The Supreme Court today reversed the D.C. Circuit’s vacatur of the Cross-State Air Pollution Rule (CSAPR) by a vote of 6-2 in EPA v. EME Homer City Generation. In an opinion written by Justice Ginsburg, the Court upheld EPA’s authority to promulgate FIPs contemporaneously with the rule, holding that the Clean Air Act “does not command that States be given a second opportunity to file a SIP after EPA has quantified the State’s interstate pollution obligations.” The Court also “conclude[d] that the Good Neighbor Provision does not require EPA to disregard costs and consider exclusively each upwind State’s physically proportionate responsibility for each downwind air quality program.” The Court upheld “EPA’s cost-effective allocation of emission reductions among upwind States [as] a permissible, workable, and equitable interpretation of the Good Neighbor Provision.” 

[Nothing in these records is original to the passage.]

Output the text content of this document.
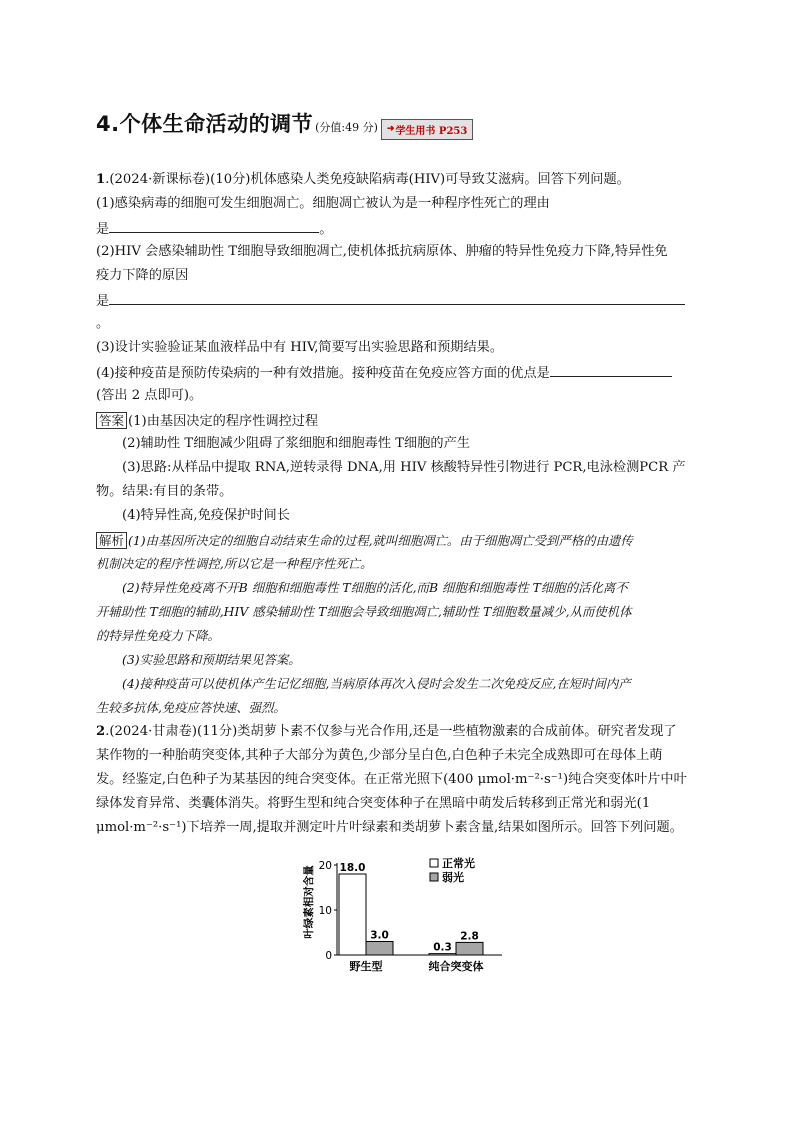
4.个体生命活动的调节 (分值:49 分) ➜ 学生用书 P253
1.(2024·新课标卷)(10分)机体感染人类免疫缺陷病毒(HIV)可导致艾滋病。回答下列问题。
(1)感染病毒的细胞可发生细胞凋亡。细胞凋亡被认为是一种程序性死亡的理由
是	。
(2)HIV 会感染辅助性 T细胞导致细胞凋亡,使机体抵抗病原体、肿瘤的特异性免疫力下降,特异性免
疫力下降的原因
是
。
(3)设计实验验证某血液样品中有 HIV,简要写出实验思路和预期结果。
(4)接种疫苗是预防传染病的一种有效措施。接种疫苗在免疫应答方面的优点是
(答出 2 点即可)。
答案 (1)由基因决定的程序性调控过程
(2)辅助性 T细胞减少阻碍了浆细胞和细胞毒性 T细胞的产生
(3)思路:从样品中提取 RNA,逆转录得 DNA,用 HIV 核酸特异性引物进行 PCR,电泳检测PCR 产
物。结果:有目的条带。
(4)特异性高,免疫保护时间长
解析 (1)由基因所决定的细胞自动结束生命的过程,就叫细胞凋亡。由于细胞凋亡受到严格的由遗传
机制决定的程序性调控,所以它是一种程序性死亡。
(2)特异性免疫离不开B 细胞和细胞毒性 T细胞的活化,而B 细胞和细胞毒性 T细胞的活化离不
开辅助性 T细胞的辅助,HIV 感染辅助性 T细胞会导致细胞凋亡,辅助性 T细胞数量减少,从而使机体
的特异性免疫力下降。
(3)实验思路和预期结果见答案。
(4)接种疫苗可以使机体产生记忆细胞,当病原体再次入侵时会发生二次免疫反应,在短时间内产
生较多抗体,免疫应答快速、强烈。
2.(2024·甘肃卷)(11分)类胡萝卜素不仅参与光合作用,还是一些植物激素的合成前体。研究者发现了
某作物的一种胎萌突变体,其种子大部分为黄色,少部分呈白色,白色种子未完全成熟即可在母体上萌
发。经鉴定,白色种子为某基因的纯合突变体。在正常光照下(400 μmol·m⁻²·s⁻¹)纯合突变体叶片中叶
绿体发育异常、类囊体消失。将野生型和纯合突变体种子在黑暗中萌发后转移到正常光和弱光(1
μmol·m⁻²·s⁻¹)下培养一周,提取并测定叶片叶绿素和类胡萝卜素含量,结果如图所示。回答下列问题。
叶绿素相对含量
0
10
20 18.0
3.0
野生型
0.3
2.8
纯合突变体
正常光
弱光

In a scathing dissent joined by Justice Thomas, Justice Scalia argued that EPA exceeded its authority under the Clean Air Act by requiring some upwind states to reduce emissions by more than their significant contribution to downwind nonattainment. Justice Scalia also reasoned that it “is literally unbelievable” for EPA to assert that upwind states can “implement the Good Neighbor Provision without knowing what the Agency considers their obligations to be,” likening the exercise to ‘“pin the tail on the donkey.”’ 

The Court remanded the case to the D.C. Circuit for further proceedings consistent with its decision. Given that the rule has been stayed for over two years, it is anticipated that EPA will revise CSAPR based on the current NAAQS rather than implementing the rule as written.

This entry has been created for information and planning purposes. It is not intended to be, nor should it be substituted for, legal advice, which turns on specific facts.